Workshops of the

International Conference on Applications of Prolog - INAP'99

Tokyo, Japan, September 3-5, 1999

7th International Workshop on

Deductive Databases and Logic Programming - DDLP'99

2nd International Workshop on

Optimization and Simulation of Complex Industrial Systems.
Extensions and Applications of Constraint-Logic Programming - OSC'99

Supported by CompulogNet

Invited Talks

Slim Abdennadher (Univ. Munich, Germany)
Solving Combinatorial Optimization Problems using Constraint Handling Rules

We first introduce the basic ideas behind the family of constraint logic programming languages. Then we give a motivating example, syntax and semantics of Constraint Handling Rules, a special purpose language that will allow you to specify and implement constraint solvers at a high level of abstraction.
In this way, we will present the most common constraint domain and its solver: finite domains for scheduling.
The application we will demonstrate is a system solving the timetabling problem of universities. Timetabling the courses offered at a department of a University requires the processing of hard and soft constraints. Hard constraints are conditions that must be satisfied, soft constraints however may be violated, but should be satisfied as much as possible. In this talk, we show how to model the timetabling problem as a partial constraint satisfaction problem and give a concise finite domain solver implemented with Constraint Handling Rules that, by performing soft constraint propagation, allows for making soft constraints an active part of the problem solving process.

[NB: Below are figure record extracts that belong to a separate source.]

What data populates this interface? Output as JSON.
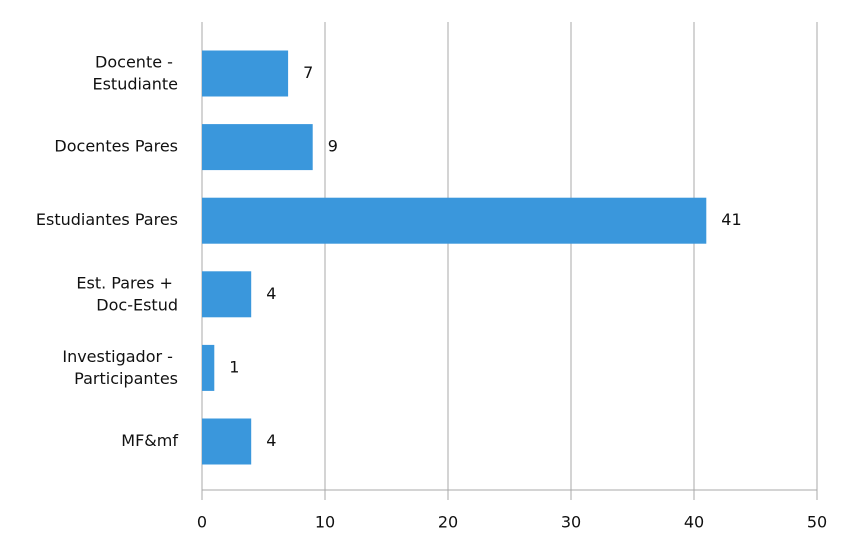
{
  "chart_data": {
    "type": "bar",
    "orientation": "horizontal",
    "categories": [
      "Docente - Estudiante",
      "Docentes Pares",
      "Estudiantes Pares",
      "Est. Pares + Doc-Estud",
      "Investigador - Participantes",
      "MF&mf"
    ],
    "values": [
      7,
      9,
      41,
      4,
      1,
      4
    ],
    "color": "#3a97dc",
    "xlim": [
      0,
      50
    ],
    "xticks": [
      0,
      10,
      20,
      30,
      40,
      50
    ],
    "grid": true
  }
}
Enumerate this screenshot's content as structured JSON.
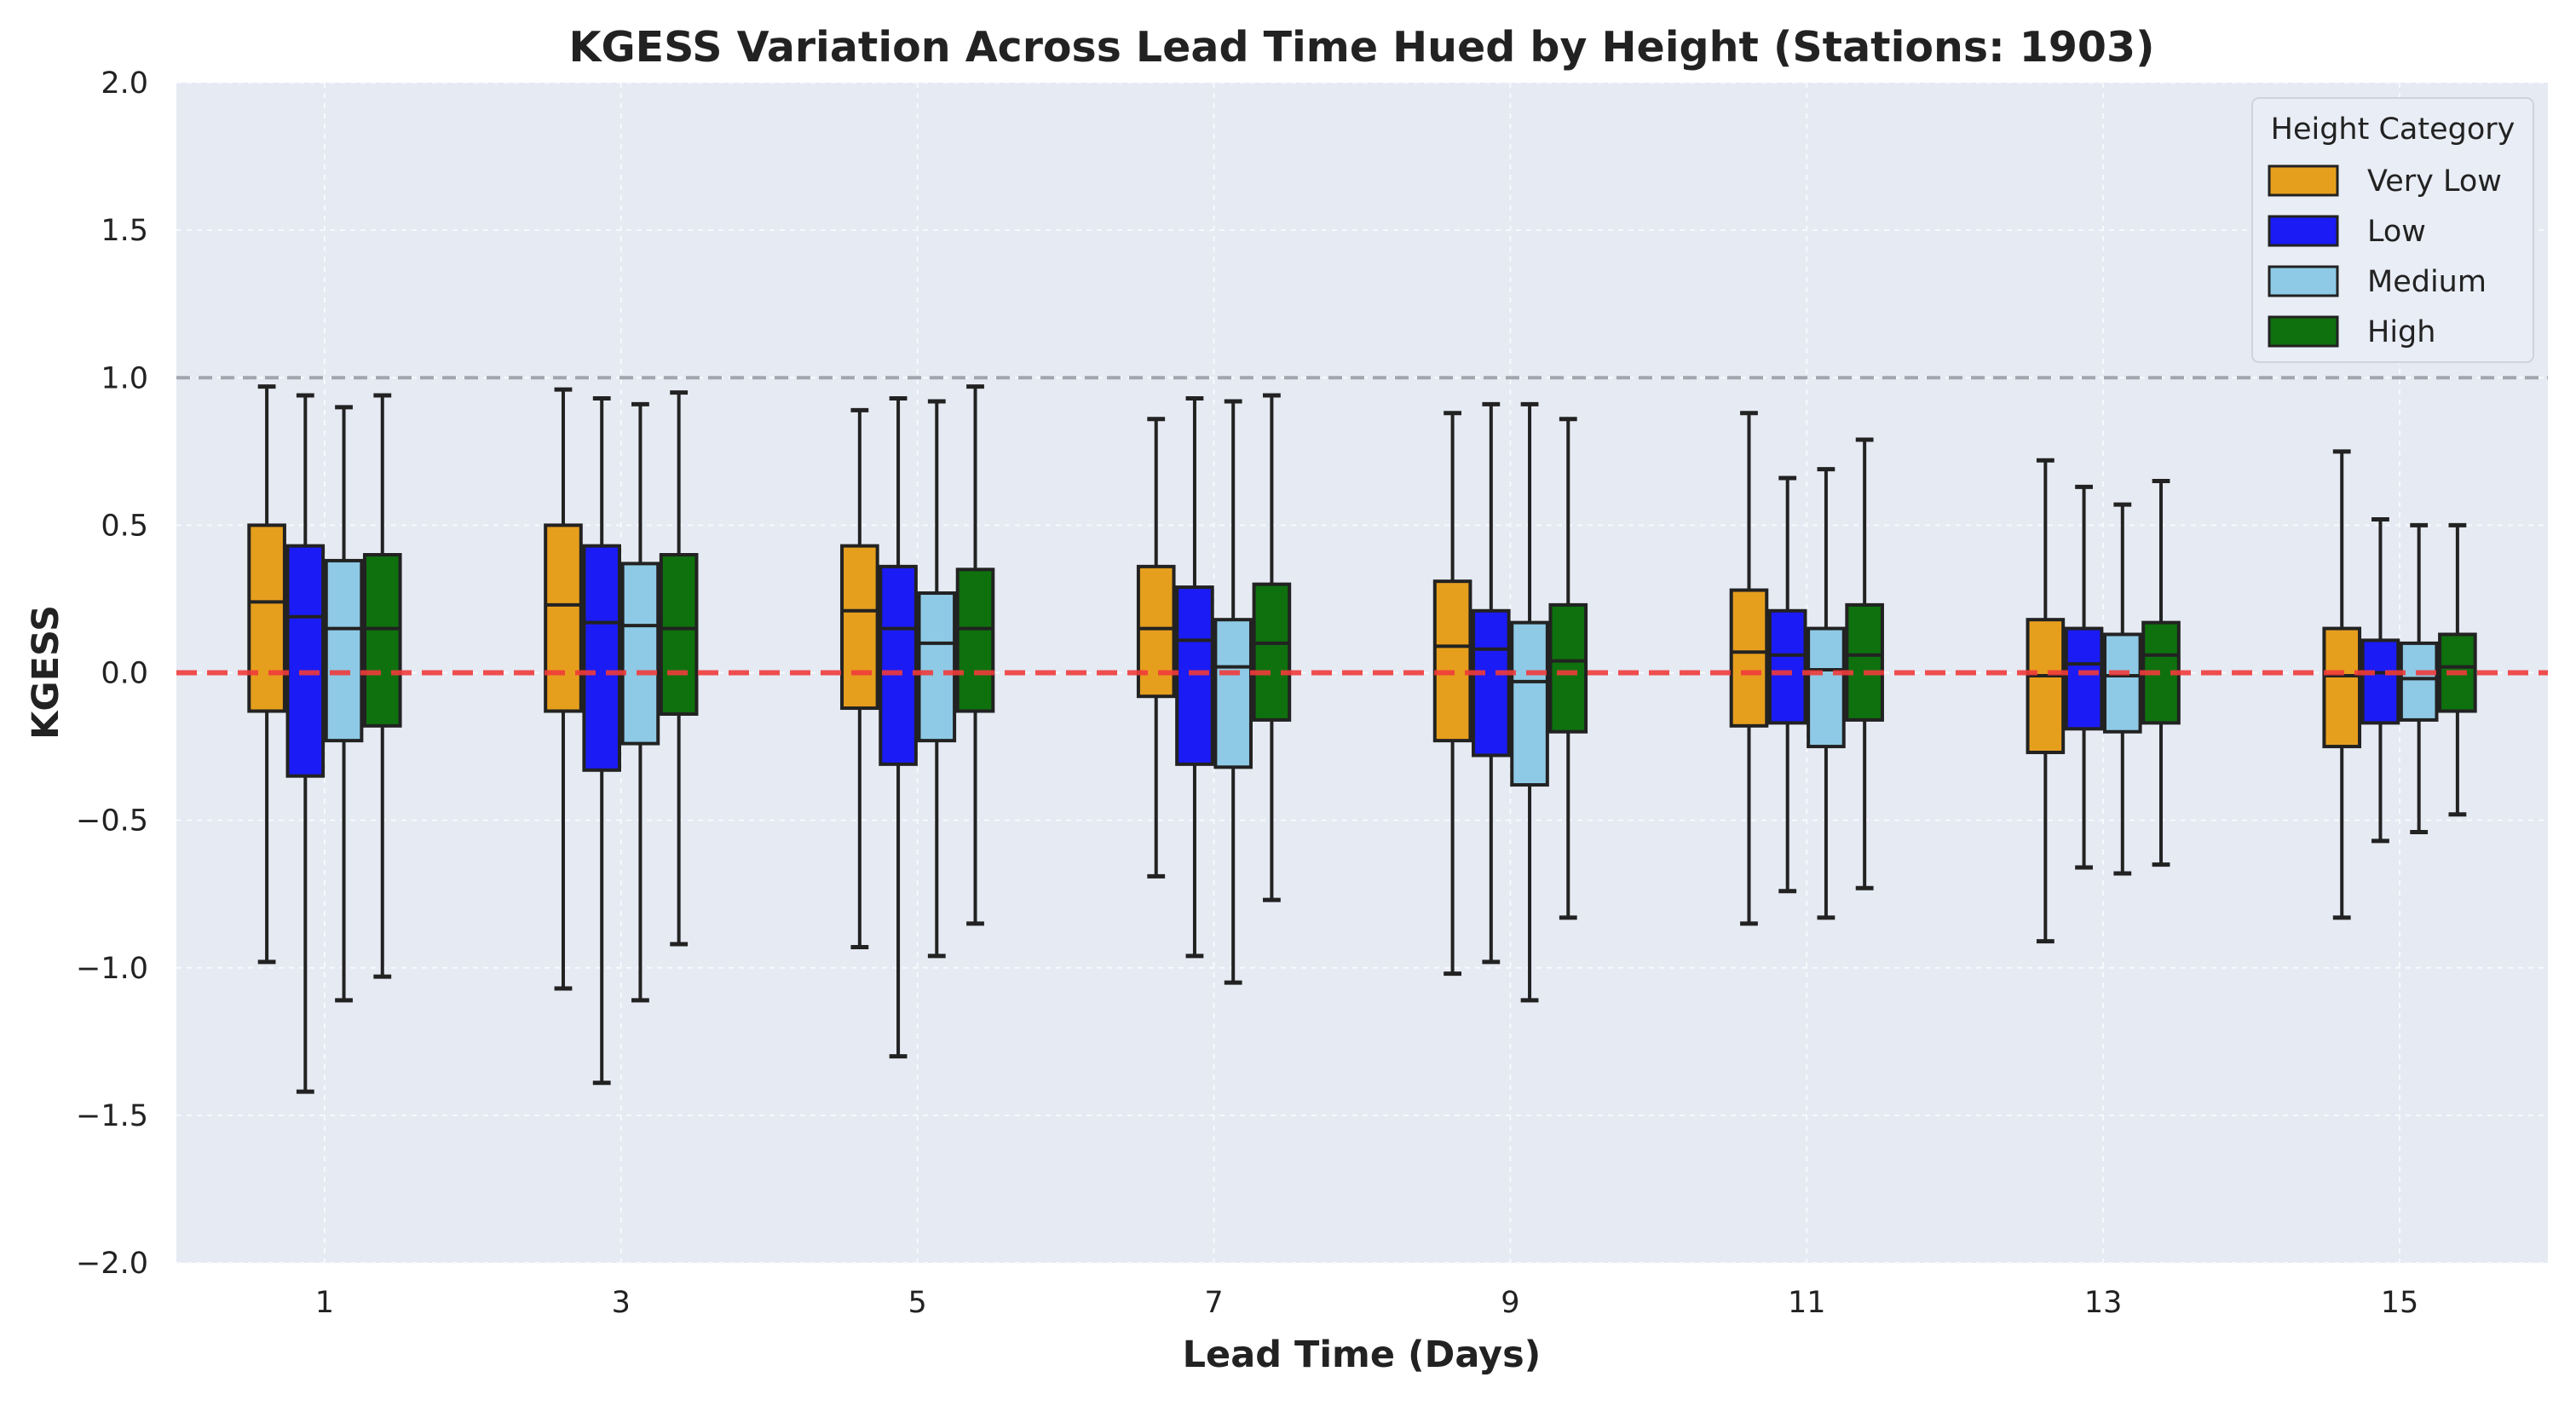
{
  "chart_data": {
    "type": "box",
    "title": "KGESS Variation Across Lead Time Hued by Height (Stations: 1903)",
    "xlabel": "Lead Time (Days)",
    "ylabel": "KGESS",
    "ylim": [
      -2.0,
      2.0
    ],
    "yticks": [
      "2.0",
      "1.5",
      "1.0",
      "0.5",
      "0.0",
      "−0.5",
      "−1.0",
      "−1.5",
      "−2.0"
    ],
    "ytick_values": [
      2.0,
      1.5,
      1.0,
      0.5,
      0.0,
      -0.5,
      -1.0,
      -1.5,
      -2.0
    ],
    "categories": [
      "1",
      "3",
      "5",
      "7",
      "9",
      "11",
      "13",
      "15"
    ],
    "reference_lines": [
      {
        "y": 1.0,
        "color": "#9a9ca6",
        "style": "dashed"
      },
      {
        "y": 0.0,
        "color": "#ef3b3b",
        "style": "dashed"
      }
    ],
    "grid": true,
    "background": "#e5eaf3",
    "legend": {
      "title": "Height Category",
      "position": "top-right"
    },
    "series": [
      {
        "name": "Very Low",
        "color": "#e69f1d",
        "boxes": [
          {
            "whislo": -0.98,
            "q1": -0.13,
            "med": 0.24,
            "q3": 0.5,
            "whishi": 0.97
          },
          {
            "whislo": -1.07,
            "q1": -0.13,
            "med": 0.23,
            "q3": 0.5,
            "whishi": 0.96
          },
          {
            "whislo": -0.93,
            "q1": -0.12,
            "med": 0.21,
            "q3": 0.43,
            "whishi": 0.89
          },
          {
            "whislo": -0.69,
            "q1": -0.08,
            "med": 0.15,
            "q3": 0.36,
            "whishi": 0.86
          },
          {
            "whislo": -1.02,
            "q1": -0.23,
            "med": 0.09,
            "q3": 0.31,
            "whishi": 0.88
          },
          {
            "whislo": -0.85,
            "q1": -0.18,
            "med": 0.07,
            "q3": 0.28,
            "whishi": 0.88
          },
          {
            "whislo": -0.91,
            "q1": -0.27,
            "med": -0.01,
            "q3": 0.18,
            "whishi": 0.72
          },
          {
            "whislo": -0.83,
            "q1": -0.25,
            "med": -0.01,
            "q3": 0.15,
            "whishi": 0.75
          }
        ]
      },
      {
        "name": "Low",
        "color": "#1b1bf5",
        "boxes": [
          {
            "whislo": -1.42,
            "q1": -0.35,
            "med": 0.19,
            "q3": 0.43,
            "whishi": 0.94
          },
          {
            "whislo": -1.39,
            "q1": -0.33,
            "med": 0.17,
            "q3": 0.43,
            "whishi": 0.93
          },
          {
            "whislo": -1.3,
            "q1": -0.31,
            "med": 0.15,
            "q3": 0.36,
            "whishi": 0.93
          },
          {
            "whislo": -0.96,
            "q1": -0.31,
            "med": 0.11,
            "q3": 0.29,
            "whishi": 0.93
          },
          {
            "whislo": -0.98,
            "q1": -0.28,
            "med": 0.08,
            "q3": 0.21,
            "whishi": 0.91
          },
          {
            "whislo": -0.74,
            "q1": -0.17,
            "med": 0.06,
            "q3": 0.21,
            "whishi": 0.66
          },
          {
            "whislo": -0.66,
            "q1": -0.19,
            "med": 0.03,
            "q3": 0.15,
            "whishi": 0.63
          },
          {
            "whislo": -0.57,
            "q1": -0.17,
            "med": 0.0,
            "q3": 0.11,
            "whishi": 0.52
          }
        ]
      },
      {
        "name": "Medium",
        "color": "#8ecae6",
        "boxes": [
          {
            "whislo": -1.11,
            "q1": -0.23,
            "med": 0.15,
            "q3": 0.38,
            "whishi": 0.9
          },
          {
            "whislo": -1.11,
            "q1": -0.24,
            "med": 0.16,
            "q3": 0.37,
            "whishi": 0.91
          },
          {
            "whislo": -0.96,
            "q1": -0.23,
            "med": 0.1,
            "q3": 0.27,
            "whishi": 0.92
          },
          {
            "whislo": -1.05,
            "q1": -0.32,
            "med": 0.02,
            "q3": 0.18,
            "whishi": 0.92
          },
          {
            "whislo": -1.11,
            "q1": -0.38,
            "med": -0.03,
            "q3": 0.17,
            "whishi": 0.91
          },
          {
            "whislo": -0.83,
            "q1": -0.25,
            "med": 0.01,
            "q3": 0.15,
            "whishi": 0.69
          },
          {
            "whislo": -0.68,
            "q1": -0.2,
            "med": -0.01,
            "q3": 0.13,
            "whishi": 0.57
          },
          {
            "whislo": -0.54,
            "q1": -0.16,
            "med": -0.02,
            "q3": 0.1,
            "whishi": 0.5
          }
        ]
      },
      {
        "name": "High",
        "color": "#0e710e",
        "boxes": [
          {
            "whislo": -1.03,
            "q1": -0.18,
            "med": 0.15,
            "q3": 0.4,
            "whishi": 0.94
          },
          {
            "whislo": -0.92,
            "q1": -0.14,
            "med": 0.15,
            "q3": 0.4,
            "whishi": 0.95
          },
          {
            "whislo": -0.85,
            "q1": -0.13,
            "med": 0.15,
            "q3": 0.35,
            "whishi": 0.97
          },
          {
            "whislo": -0.77,
            "q1": -0.16,
            "med": 0.1,
            "q3": 0.3,
            "whishi": 0.94
          },
          {
            "whislo": -0.83,
            "q1": -0.2,
            "med": 0.04,
            "q3": 0.23,
            "whishi": 0.86
          },
          {
            "whislo": -0.73,
            "q1": -0.16,
            "med": 0.06,
            "q3": 0.23,
            "whishi": 0.79
          },
          {
            "whislo": -0.65,
            "q1": -0.17,
            "med": 0.06,
            "q3": 0.17,
            "whishi": 0.65
          },
          {
            "whislo": -0.48,
            "q1": -0.13,
            "med": 0.02,
            "q3": 0.13,
            "whishi": 0.5
          }
        ]
      }
    ]
  }
}
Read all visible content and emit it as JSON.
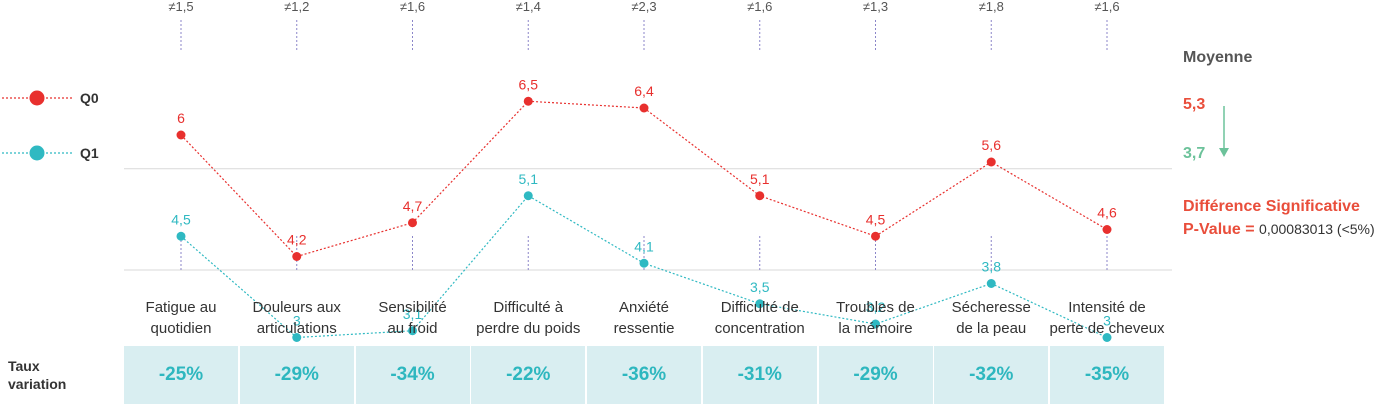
{
  "chart_data": {
    "type": "line",
    "categories_lines": [
      [
        "Fatigue au",
        "quotidien"
      ],
      [
        "Douleurs aux",
        "articulations"
      ],
      [
        "Sensibilité",
        "au froid"
      ],
      [
        "Difficulté à",
        "perdre du poids"
      ],
      [
        "Anxiété",
        "ressentie"
      ],
      [
        "Difficulté de",
        "concentration"
      ],
      [
        "Troubles de",
        "la mémoire"
      ],
      [
        "Sécheresse",
        "de la peau"
      ],
      [
        "Intensité de",
        "perte de cheveux"
      ]
    ],
    "differences": [
      "≠1,5",
      "≠1,2",
      "≠1,6",
      "≠1,4",
      "≠2,3",
      "≠1,6",
      "≠1,3",
      "≠1,8",
      "≠1,6"
    ],
    "series": [
      {
        "name": "Q0",
        "color": "#e8302e",
        "values": [
          6,
          4.2,
          4.7,
          6.5,
          6.4,
          5.1,
          4.5,
          5.6,
          4.6
        ],
        "labels": [
          "6",
          "4,2",
          "4,7",
          "6,5",
          "6,4",
          "5,1",
          "4,5",
          "5,6",
          "4,6"
        ]
      },
      {
        "name": "Q1",
        "color": "#2fb9c2",
        "values": [
          4.5,
          3,
          3.1,
          5.1,
          4.1,
          3.5,
          3.2,
          3.8,
          3
        ],
        "labels": [
          "4,5",
          "3",
          "3,1",
          "5,1",
          "4,1",
          "3,5",
          "3,2",
          "3,8",
          "3"
        ]
      }
    ],
    "ylim": [
      2,
      8
    ],
    "gridlines": [
      4,
      5.5
    ],
    "legend_position": "left",
    "variation_title_lines": [
      "Taux",
      "variation"
    ],
    "variations": [
      "-25%",
      "-29%",
      "-34%",
      "-22%",
      "-36%",
      "-31%",
      "-29%",
      "-32%",
      "-35%"
    ]
  },
  "summary": {
    "title": "Moyenne",
    "q0_mean": "5,3",
    "q1_mean": "3,7",
    "significance": "Différence Significative",
    "pvalue_label": "P-Value =",
    "pvalue_value": "0,00083013 (<5%)",
    "arrow_color": "#6cc29a"
  }
}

Henning Christiansen (Roskilde University, Denmark)
Integrity Constraints & Constraint Logic Programming

Constraints solvers and constraints handling rules are a wellcome extension to logic programming that provides an enhanced expressibility and improved computational behaviour. In this talk we consider the representation of database integrity constraints as constraints in logic programming.
The constraint solver provides a partial evaluation of the integrity constraint leading statements about, e.g., a particular database, a particular update (similarly to earlier methods called simplification), or a particular query which can be read as an intentional answer.
Typical integrity constraints are global statements about the database and thus inherently inefficient to evaluate for a database update. The use of constraint logic provides an incremental evaluation of integrity constraints, typically removing one order of magnitude compared to a full evaluation of integrity constraints for each update.